Security Researchers Discover Vulnerability in the Public Cloud
Security researchers at Bitdefender have found a bug that is majorly affecting organizations which make use of the public cloud sphere. The vulnerability is called ‘TeLeScope’ by the group. It uses the out of guest approach as its way of working. One of the researchers at Bitdefender, Radu Caragea disclosed the flaw at the Hack in the Box Amsterdam conference which took place last month.
The researchers at Bitdefender showed that the flaw makes use of the third parties ability to eavesdrop on all the communication that will be encrypted by the Transport Layer Security (TLS) protocol. The TeLeScope flaw was seen by the company, and they saw that the flaw is only viable in environments that are virtualized and those that can run on top if a hypervisor.
This is highly important because some of the biggest players in the market such as Amazon, Google, Microsoft, and DigitalOcean use this kind of infrastructure.
Bitdefender also noted that other industries such as banks, intellectual property companies, personal information companies and the government institutions could also be affected. Caragea said that the methods which are being used to gain the information which would require modifications in the guest, and all of them were visible by the malware.
Through the use of an out of guest approach to get the data, they managed to address some of the drawbacks and managed to replicate the process of memory introspection techniques.

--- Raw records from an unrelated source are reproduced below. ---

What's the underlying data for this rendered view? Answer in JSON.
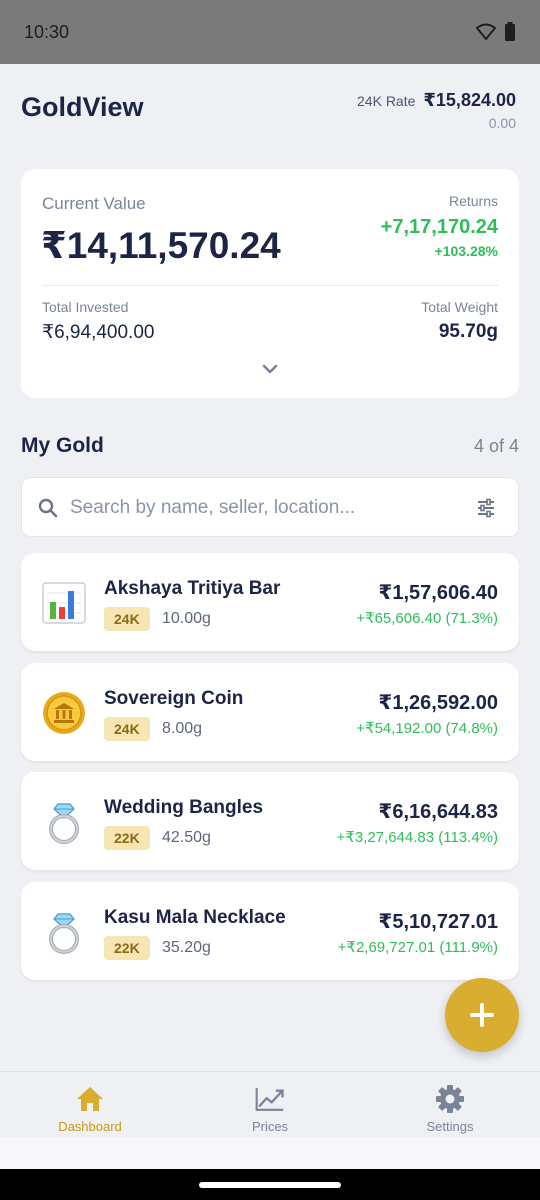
{
  "status_bar": {
    "time": "10:30",
    "icons": [
      "wifi-icon",
      "battery-icon"
    ]
  },
  "header": {
    "title": "GoldView",
    "rate_label": "24K Rate",
    "rate_value": "₹15,824.00",
    "rate_change": "0.00"
  },
  "summary": {
    "current_value_label": "Current Value",
    "current_value": "₹14,11,570.24",
    "returns_label": "Returns",
    "returns_value": "+7,17,170.24",
    "returns_percent": "+103.28%",
    "total_invested_label": "Total Invested",
    "total_invested": "₹6,94,400.00",
    "total_weight_label": "Total Weight",
    "total_weight": "95.70g"
  },
  "my_gold": {
    "title": "My Gold",
    "count": "4 of 4",
    "search_placeholder": "Search by name, seller, location..."
  },
  "items": [
    {
      "name": "Akshaya Tritiya Bar",
      "purity": "24K",
      "weight": "10.00g",
      "value": "₹1,57,606.40",
      "gain": "+₹65,606.40 (71.3%)",
      "icon": "bar-chart-icon"
    },
    {
      "name": "Sovereign Coin",
      "purity": "24K",
      "weight": "8.00g",
      "value": "₹1,26,592.00",
      "gain": "+₹54,192.00 (74.8%)",
      "icon": "coin-icon"
    },
    {
      "name": "Wedding Bangles",
      "purity": "22K",
      "weight": "42.50g",
      "value": "₹6,16,644.83",
      "gain": "+₹3,27,644.83 (113.4%)",
      "icon": "ring-icon"
    },
    {
      "name": "Kasu Mala Necklace",
      "purity": "22K",
      "weight": "35.20g",
      "value": "₹5,10,727.01",
      "gain": "+₹2,69,727.01 (111.9%)",
      "icon": "ring-icon"
    }
  ],
  "bottom_nav": [
    {
      "label": "Dashboard",
      "icon": "home-icon",
      "active": true
    },
    {
      "label": "Prices",
      "icon": "trend-chart-icon",
      "active": false
    },
    {
      "label": "Settings",
      "icon": "gear-icon",
      "active": false
    }
  ],
  "colors": {
    "accent": "#d9ad2f",
    "positive": "#2ebd59",
    "text": "#1c2545"
  }
}
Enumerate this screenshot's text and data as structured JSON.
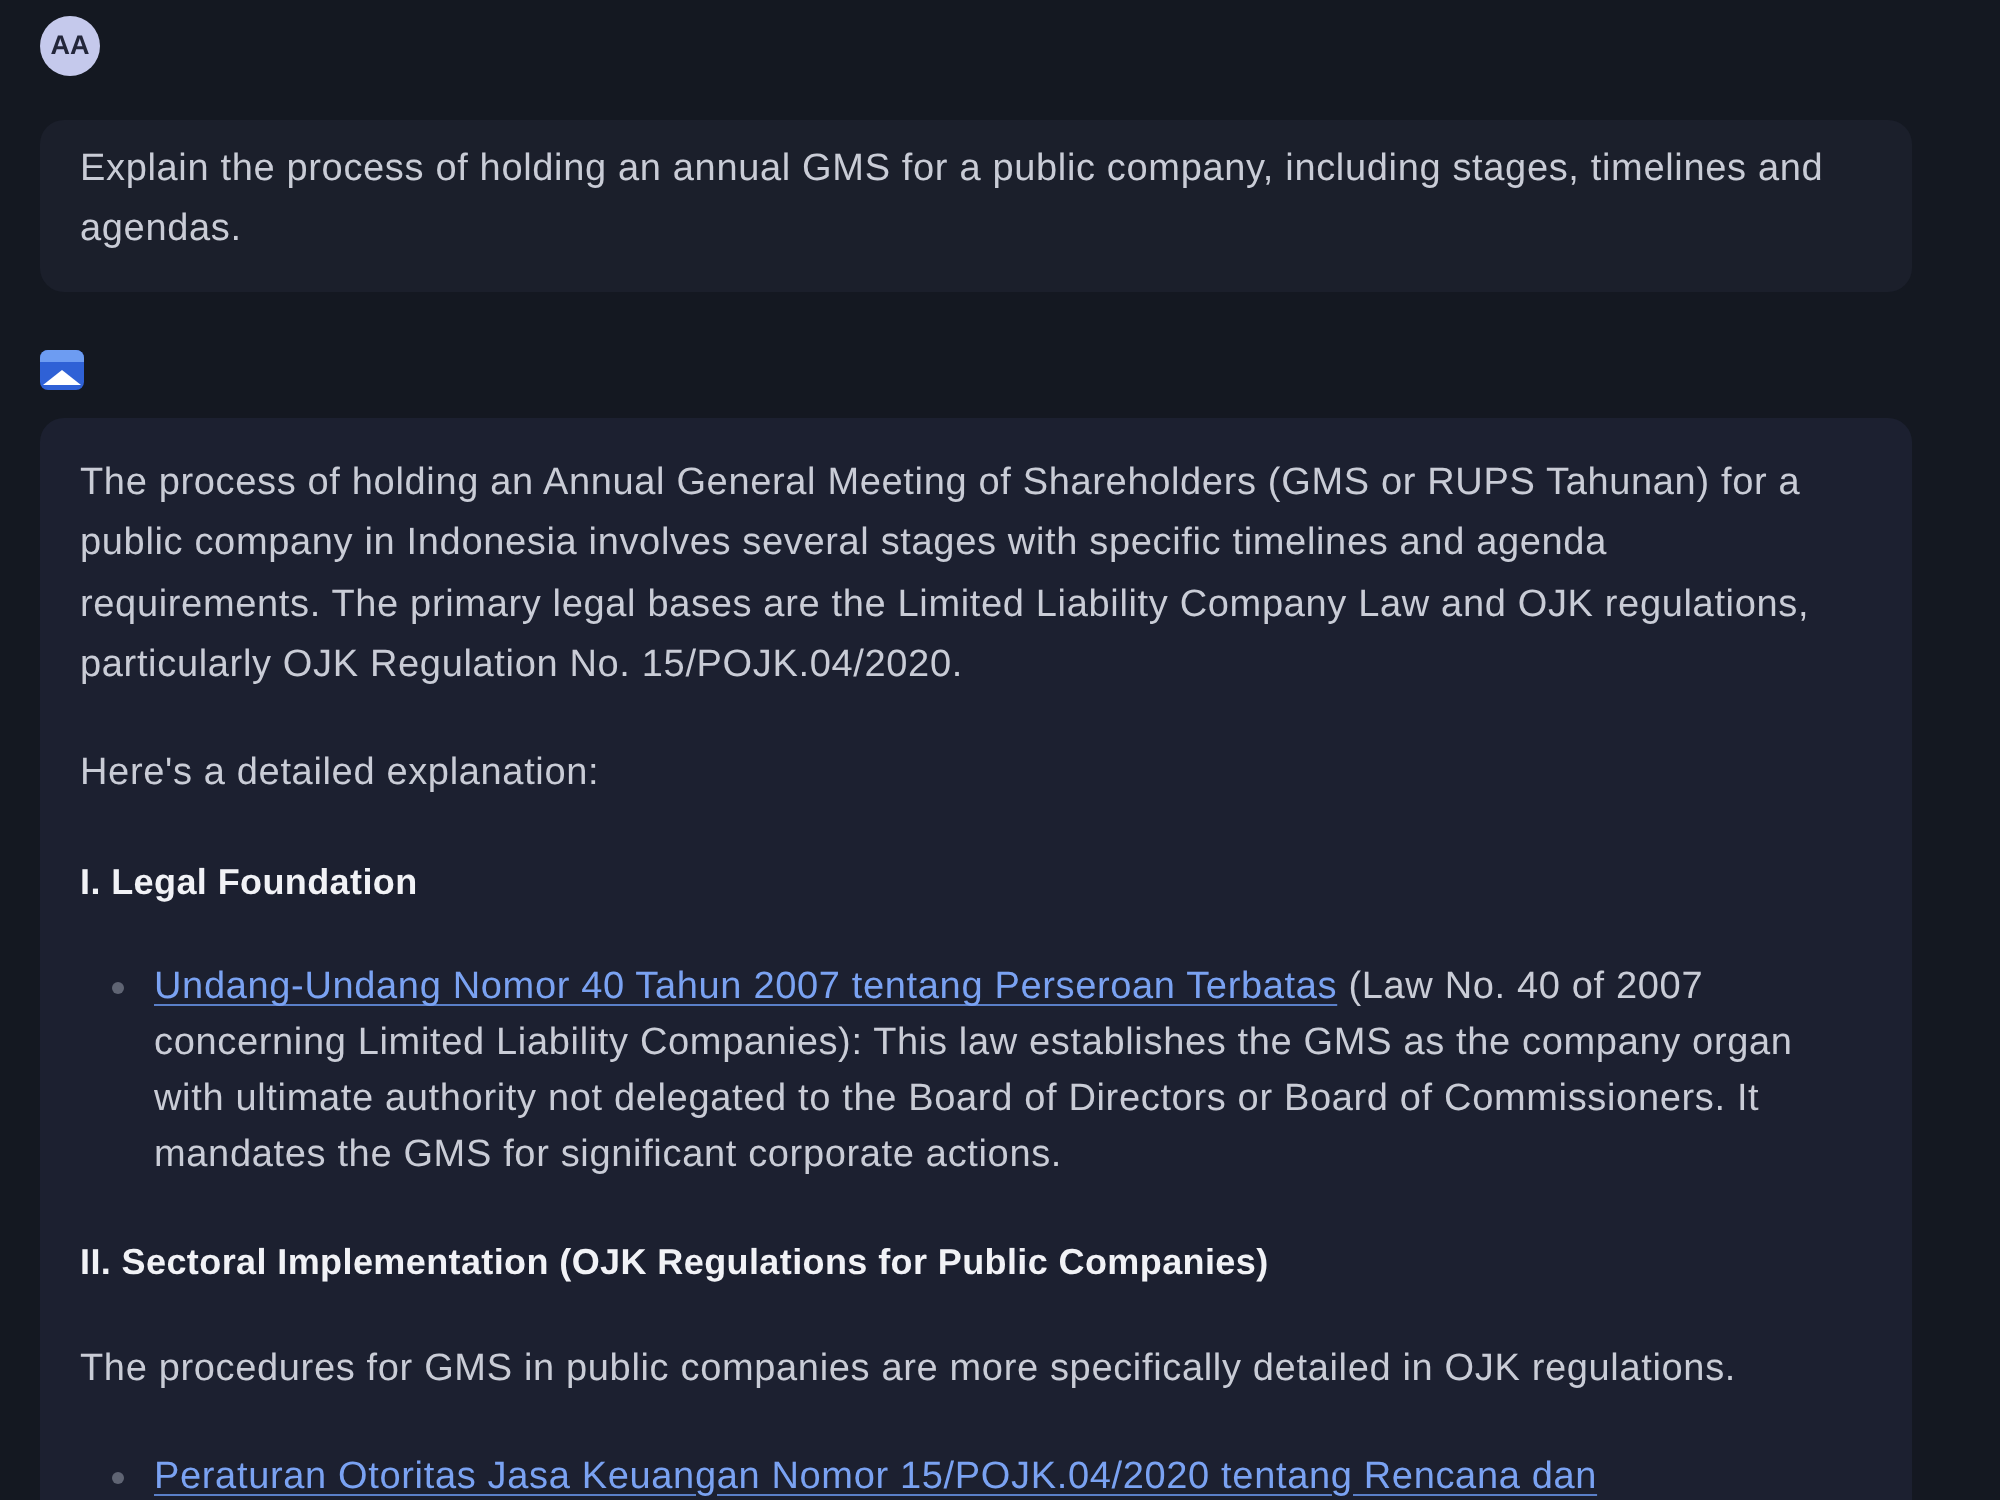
{
  "user_message": {
    "avatar": "AA",
    "text": "Explain the process of holding an annual GMS for a public company, including stages, timelines and agendas."
  },
  "response": {
    "blocks": [
      {
        "kind": "paragraph",
        "text": "The process of holding an Annual General Meeting of Shareholders (GMS or RUPS Tahunan) for a public company in Indonesia involves several stages with specific timelines and agenda requirements. The primary legal bases are the Limited Liability Company Law and OJK regulations, particularly OJK Regulation No. 15/POJK.04/2020."
      },
      {
        "kind": "paragraph",
        "text": "Here's a detailed explanation:"
      },
      {
        "kind": "heading",
        "text": "I. Legal Foundation"
      },
      {
        "kind": "bullets",
        "items": [
          {
            "link": "Undang-Undang Nomor 40 Tahun 2007 tentang Perseroan Terbatas",
            "text": " (Law No. 40 of 2007 concerning Limited Liability Companies): This law establishes the GMS as the company organ with ultimate authority not delegated to the Board of Directors or Board of Commissioners. It mandates the GMS for significant corporate actions."
          }
        ]
      },
      {
        "kind": "heading",
        "text": "II. Sectoral Implementation (OJK Regulations for Public Companies)"
      },
      {
        "kind": "paragraph",
        "text": "The procedures for GMS in public companies are more specifically detailed in OJK regulations."
      },
      {
        "kind": "bullets",
        "items": [
          {
            "link": "Peraturan Otoritas Jasa Keuangan Nomor 15/POJK.04/2020 tentang Rencana dan"
          }
        ]
      }
    ]
  }
}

TeLeScope uses various methods to make it undetectable through the OS and crypto-library agnostic. In a statement, Bitdefender said that all companies which sourced all their virtual infrastructure, and a third party vendor was supposed to assume that all the information that was in transit between them and the users had already been decrypted and could even be read for an undefined time already.
Unfortunately, there is no easy solution to this flaw at the moment. Cryptographic libraries have to be rewritten to help fix and repair the lapse created by the flaw. The company also noticed that the best way to repair the vulnerability was to prevent access to the hypervisor. This can be done through companies which run hardware inside the private infrastructures, and companies might not want to do that.